Nécessité d'une prévention routière
Jamais la route n’a autant tué en une année qu’en 1972 : 18 034 décès, soit une moyenne de 50 morts par jour. Alors que 60% des ménages français possèdent une voiture, la question de la sécurité routière est un enjeu majeur. Des événements comme la mort en voiture d’Albert Camus en 1960 créent une onde de choc dans la population et alertent ponctuellement sur les dangers de la route, mais ils ne résolvent en aucun cas l’insouciance qui domine au volant puisque le nombre de mort par an sur les routes double entre 1960 et 1972. La vitesse, symbole de modernité et de liberté est souvent en cause, d’autant que la période des Trente Glorieuses rime avec un progrès technique qui rend les voitures encore plus rapides, la vitesse devenant ainsi pour les marques un argument de vente. Le cinéma en vient même presque à valoriser la vitesse et l’imprudence au volant à travers les courses poursuites qu’il met en scène : Le Casse (1967) d’Henri Verneuil montre une course-poursuite de neuf minutes, tournée dans les conditions réelles à Athènes, c’est-à-dire sans avoir arrêté la circulation au préalable. Une folie symbole de l’inconscience des automobilistes face aux dangers de la route, alors que dans le même temps, le confort de bord qui s’accroît génère une fausse impression de sécurité.
Face à ce fléau, un comité interministériel est créé le 5 juillet 1972 par le ministre Jacques Chaban-Delmas, qui a lui-même perdu sa deuxième épouse dans un accident de la route. Ce comité a pour vocation de faire passer des mesures visant à lutte contre l’insécurité routière. Il remplace l’association « Prévention routière » qui a, depuis la fin de la guerre, du mal à imposer des mesures fortes de prévention. Par exemple, elle réussit à pousser les pouvoirs publics à voter une loi autorisant la recherche du taux d’alcool dans le sang, mais seulement en cas d’accident grave. Mais l’hécatombe des années 1960 pousse les pouvoirs publics à agir et, en 1970 est votée l’obligation pour les véhicules neufs d’être équipés de ceintures trois points à l’avant. Ce n’est cependant que le 1er juillet 1973 avec l’appui du comité interministériel de la sécurité routière que le port de la ceinture devient obligatoire à l’avant. La limitation de vitesse est également étendue à tout le réseau routier à cette date.

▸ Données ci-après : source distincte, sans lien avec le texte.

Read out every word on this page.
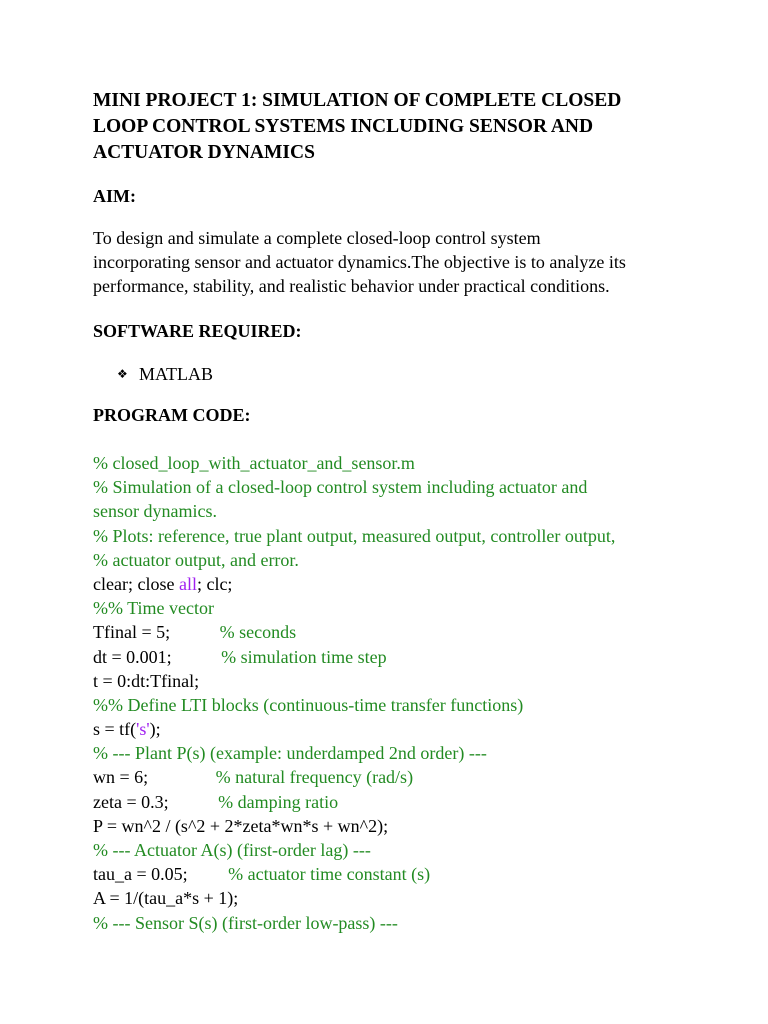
MINI PROJECT 1: SIMULATION OF COMPLETE CLOSED
LOOP CONTROL SYSTEMS INCLUDING SENSOR AND
ACTUATOR DYNAMICS
AIM:

To design and simulate a complete closed-loop control system
incorporating sensor and actuator dynamics.The objective is to analyze its
performance, stability, and realistic behavior under practical conditions.

SOFTWARE REQUIRED:
❖ MATLAB
PROGRAM CODE:
% closed_loop_with_actuator_and_sensor.m
% Simulation of a closed-loop control system including actuator and
sensor dynamics.
% Plots: reference, true plant output, measured output, controller output,
% actuator output, and error.
clear; close all; clc;
%% Time vector
Tfinal = 5;           % seconds
dt = 0.001;           % simulation time step
t = 0:dt:Tfinal;
%% Define LTI blocks (continuous-time transfer functions)
s = tf('s');
% --- Plant P(s) (example: underdamped 2nd order) ---
wn = 6;               % natural frequency (rad/s)
zeta = 0.3;           % damping ratio
P = wn^2 / (s^2 + 2*zeta*wn*s + wn^2);
% --- Actuator A(s) (first-order lag) ---
tau_a = 0.05;         % actuator time constant (s)
A = 1/(tau_a*s + 1);
% --- Sensor S(s) (first-order low-pass) ---
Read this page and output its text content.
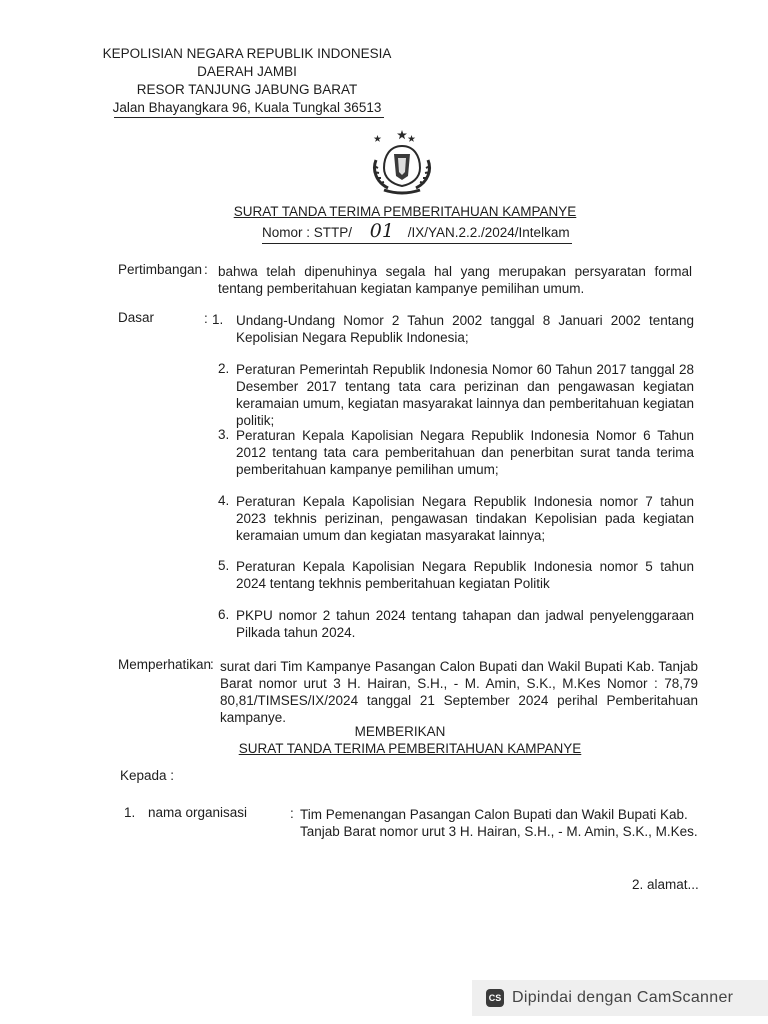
KEPOLISIAN NEGARA REPUBLIK INDONESIA
DAERAH JAMBI
RESOR TANJUNG JABUNG BARAT
Jalan Bhayangkara 96, Kuala Tungkal 36513
SURAT TANDA TERIMA PEMBERITAHUAN KAMPANYE
Nomor : STTP/ 01 /IX/YAN.2.2./2024/Intelkam
Pertimbangan : bahwa telah dipenuhinya segala hal yang merupakan persyaratan formal tentang pemberitahuan kegiatan kampanye pemilihan umum.
Dasar	: 1. Undang-Undang Nomor 2 Tahun 2002 tanggal 8 Januari 2002 tentang Kepolisian Negara Republik Indonesia;
2. Peraturan Pemerintah Republik Indonesia Nomor 60 Tahun 2017 tanggal 28 Desember 2017 tentang tata cara perizinan dan pengawasan kegiatan keramaian umum, kegiatan masyarakat lainnya dan pemberitahuan kegiatan politik;
3. Peraturan Kepala Kapolisian Negara Republik Indonesia Nomor 6 Tahun 2012 tentang tata cara pemberitahuan dan penerbitan surat tanda terima pemberitahuan kampanye pemilihan umum;
4. Peraturan Kepala Kapolisian Negara Republik Indonesia nomor 7 tahun 2023 tekhnis perizinan, pengawasan tindakan Kepolisian pada kegiatan keramaian umum dan kegiatan masyarakat lainnya;
5. Peraturan Kepala Kapolisian Negara Republik Indonesia nomor 5 tahun 2024 tentang tekhnis pemberitahuan kegiatan Politik
6. PKPU nomor 2 tahun 2024 tentang tahapan dan jadwal penyelenggaraan Pilkada tahun 2024.
Memperhatikan
: surat dari Tim Kampanye Pasangan Calon Bupati dan Wakil Bupati Kab. Tanjab Barat nomor urut 3 H. Hairan, S.H., - M. Amin, S.K., M.Kes Nomor : 78,79 80,81/TIMSES/IX/2024 tanggal 21 September 2024 perihal Pemberitahuan kampanye.
MEMBERIKAN
SURAT TANDA TERIMA PEMBERITAHUAN KAMPANYE
Kepada :
1. nama organisasi	: Tim Pemenangan Pasangan Calon Bupati dan Wakil Bupati Kab. Tanjab Barat nomor urut 3 H. Hairan, S.H., - M. Amin, S.K., M.Kes.
2. alamat...
CS Dipindai dengan CamScanner
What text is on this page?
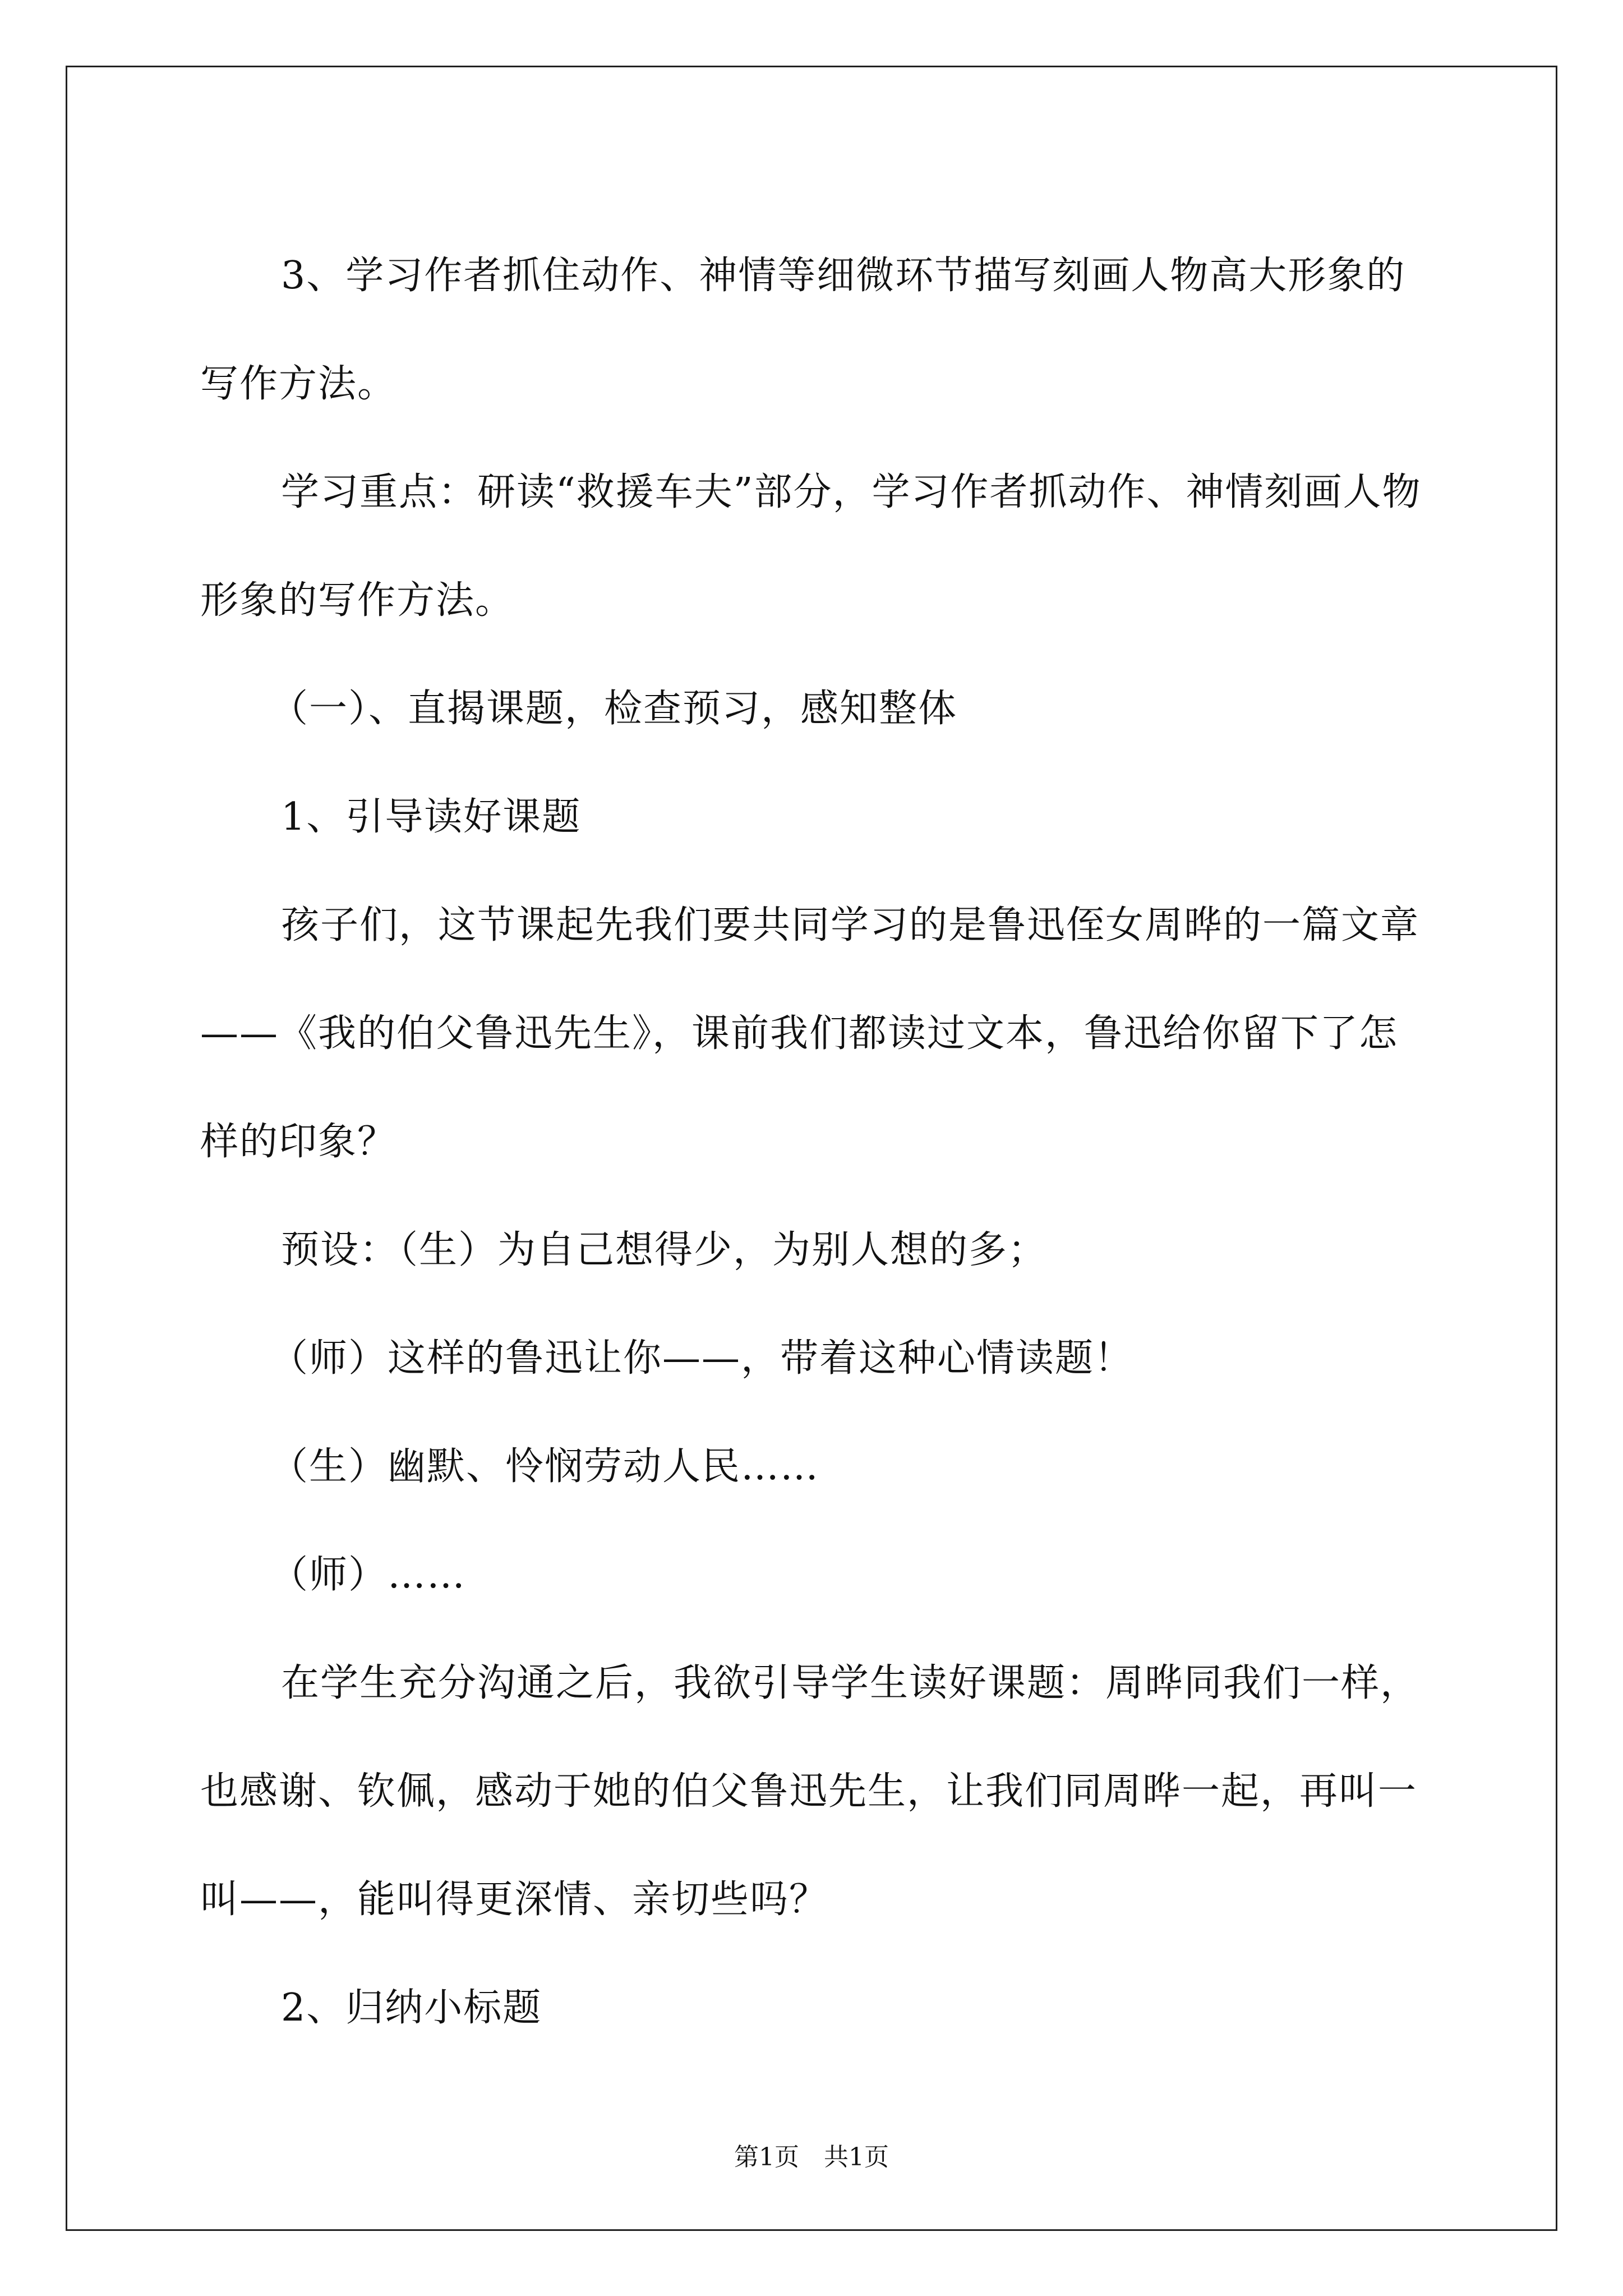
3、学习作者抓住动作、神情等细微环节描写刻画人物高大形象的写作方法。

学习重点：研读“救援车夫”部分，学习作者抓动作、神情刻画人物形象的写作方法。

（一）、直揭课题，检查预习，感知整体

1、引导读好课题

孩子们，这节课起先我们要共同学习的是鲁迅侄女周晔的一篇文章——《我的伯父鲁迅先生》，课前我们都读过文本，鲁迅给你留下了怎样的印象？

预设：（生）为自己想得少，为别人想的多；

（师）这样的鲁迅让你——，带着这种心情读题！

（生）幽默、怜悯劳动人民……

（师）……

在学生充分沟通之后，我欲引导学生读好课题：周晔同我们一样，也感谢、钦佩，感动于她的伯父鲁迅先生，让我们同周晔一起，再叫一叫——，能叫得更深情、亲切些吗？

2、归纳小标题

第1页　共1页
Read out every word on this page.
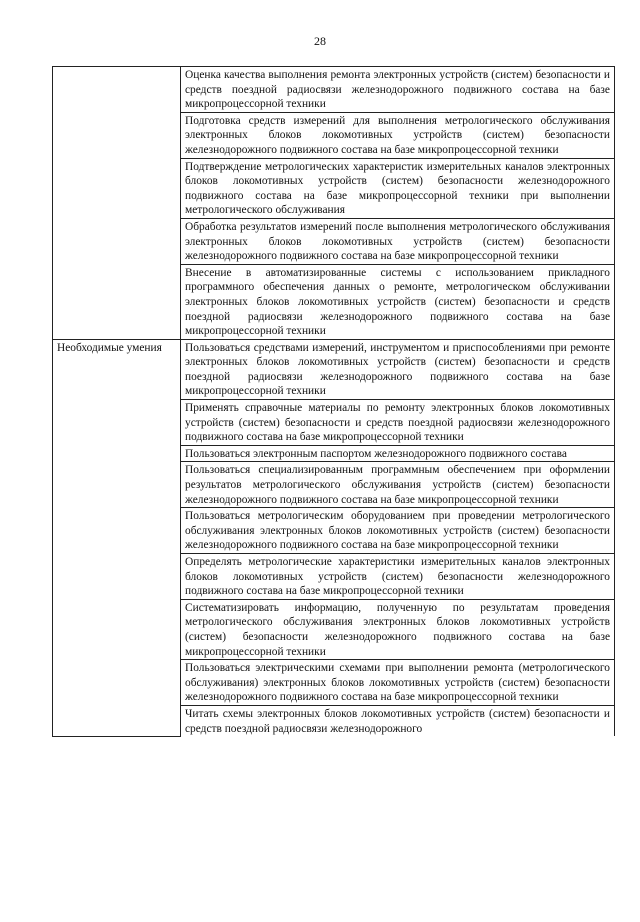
28
	Оценка качества выполнения ремонта электронных устройств (систем) безопасности и средств поездной радиосвязи железнодорожного подвижного состава на базе микропроцессорной техники
	Подготовка средств измерений для выполнения метрологического обслуживания электронных блоков локомотивных устройств (систем) безопасности железнодорожного подвижного состава на базе микропроцессорной техники
	Подтверждение метрологических характеристик измерительных каналов электронных блоков локомотивных устройств (систем) безопасности железнодорожного подвижного состава на базе микропроцессорной техники при выполнении метрологического обслуживания
	Обработка результатов измерений после выполнения метрологического обслуживания электронных блоков локомотивных устройств (систем) безопасности железнодорожного подвижного состава на базе микропроцессорной техники
	Внесение в автоматизированные системы с использованием прикладного программного обеспечения данных о ремонте, метрологическом обслуживании электронных блоков локомотивных устройств (систем) безопасности и средств поездной радиосвязи железнодорожного подвижного состава на базе микропроцессорной техники
Необходимые умения	Пользоваться средствами измерений, инструментом и приспособлениями при ремонте электронных блоков локомотивных устройств (систем) безопасности и средств поездной радиосвязи железнодорожного подвижного состава на базе микропроцессорной техники
	Применять справочные материалы по ремонту электронных блоков локомотивных устройств (систем) безопасности и средств поездной радиосвязи железнодорожного подвижного состава на базе микропроцессорной техники
	Пользоваться электронным паспортом железнодорожного подвижного состава
	Пользоваться специализированным программным обеспечением при оформлении результатов метрологического обслуживания устройств (систем) безопасности железнодорожного подвижного состава на базе микропроцессорной техники
	Пользоваться метрологическим оборудованием при проведении метрологического обслуживания электронных блоков локомотивных устройств (систем) безопасности железнодорожного подвижного состава на базе микропроцессорной техники
	Определять метрологические характеристики измерительных каналов электронных блоков локомотивных устройств (систем) безопасности железнодорожного подвижного состава на базе микропроцессорной техники
	Систематизировать информацию, полученную по результатам проведения метрологического обслуживания электронных блоков локомотивных устройств (систем) безопасности железнодорожного подвижного состава на базе микропроцессорной техники
	Пользоваться электрическими схемами при выполнении ремонта (метрологического обслуживания) электронных блоков локомотивных устройств (систем) безопасности железнодорожного подвижного состава на базе микропроцессорной техники
	Читать схемы электронных блоков локомотивных устройств (систем) безопасности и средств поездной радиосвязи железнодорожного
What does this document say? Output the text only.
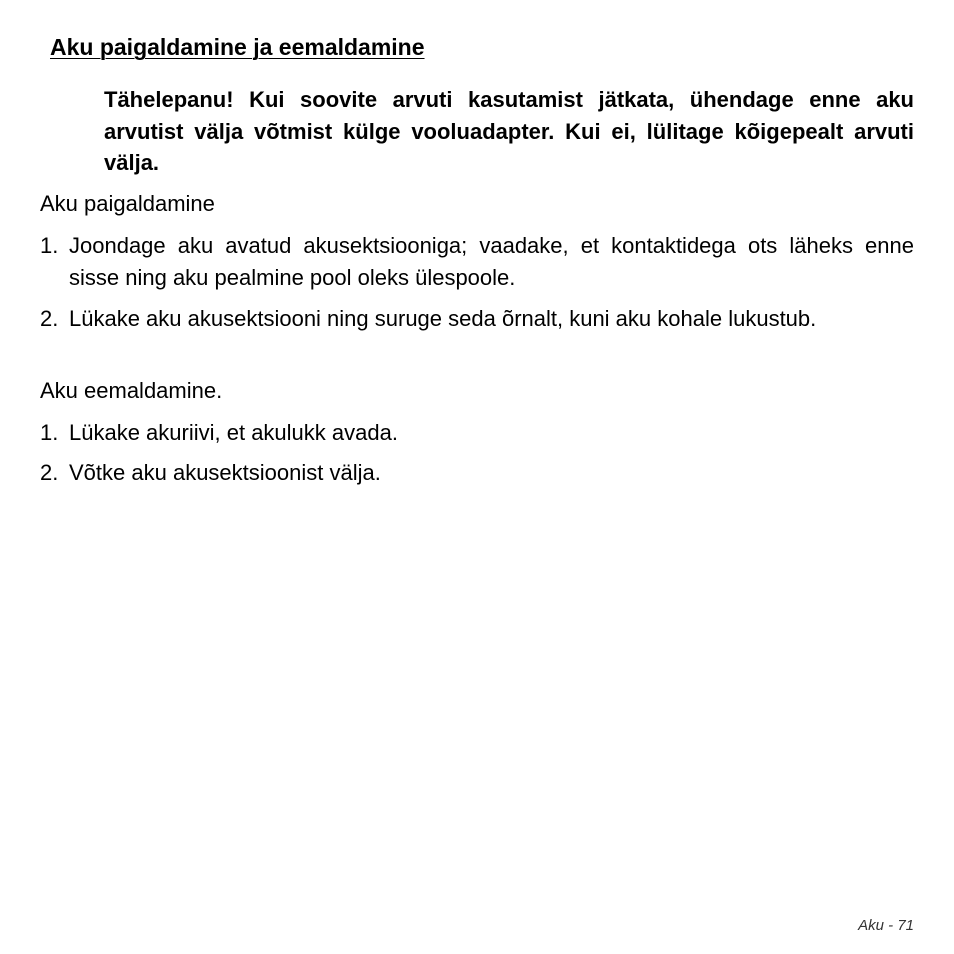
Aku paigaldamine ja eemaldamine
Tähelepanu! Kui soovite arvuti kasutamist jätkata, ühendage enne aku arvutist välja võtmist külge vooluadapter. Kui ei, lülitage kõigepealt arvuti välja.
Aku paigaldamine
1. Joondage aku avatud akusektsiooniga; vaadake, et kontaktidega ots läheks enne sisse ning aku pealmine pool oleks ülespoole.
2. Lükake aku akusektsiooni ning suruge seda õrnalt, kuni aku kohale lukustub.
Aku eemaldamine.
1. Lükake akuriivi, et akulukk avada.
2. Võtke aku akusektsioonist välja.
Aku - 71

L'opération "Mazamet, ville morte"
1972 constitue une année noire sur les routes de France avec 16 545 tués, ce qui équivaut à la population d’une ville comme Mazamet (Tarn), comme le souligne une dépêche de l’Agence France Presse (AFP). Cette comparaison donne à Michel Tauriac (entré dans le journalisme dans les années 1950, M. Tauriac travaillant aussi bien pour la presse écrite que pour la radio et la télévision) l’idée de lancer à la télévision l’opération « Mazamet, la ville rayée de la carte ». Il entend matérialiser dans l’espace urbain l’hécatombe routière en demandant à tous les habitants de la ville de s’allonger devant leur domicile ou leur lieu de travail. Le 17 mai 1973, Mazamet, à 14 h 30 et pendant dix minutes, devient une ville morte. Cette performance consistait à rendre visible la mort pour alerter l’opinion publique sur des cadavres qu’elle ne voulait pas voir. Elle a représenté un tournant dans le combat pour la sécurité routière, en faisant de la « ville morte » un spectacle symbolique support d’une campagne médiatique.
La mise en oeuvre de l'opération a suscité des réticences et rencontré des obstacles. Ces habitants ont peur que l’image de Mazamet se trouve écornée par cette assimilation funèbre. Pierre Barraillé, le maire de la ville, adopte d’ailleurs au début cette position plus que timorée à l’égard du projet ; il est en effet très sceptique à l’égard d’une manifestation susceptible de coller à sa commune, déjà en proie à un déclin industriel, une image négative, d’autant que le premier magistrat de la ville se trouve être par ailleurs à la tête de la distribution des carburants dans cette zone géographique. Plus largement, toutes les personnes ayant intérêt au développement de l’automobile dans le département sont plus que circonspectes à l’encontre d’une initiative qui implicitement les désigne comme des marchands de mort.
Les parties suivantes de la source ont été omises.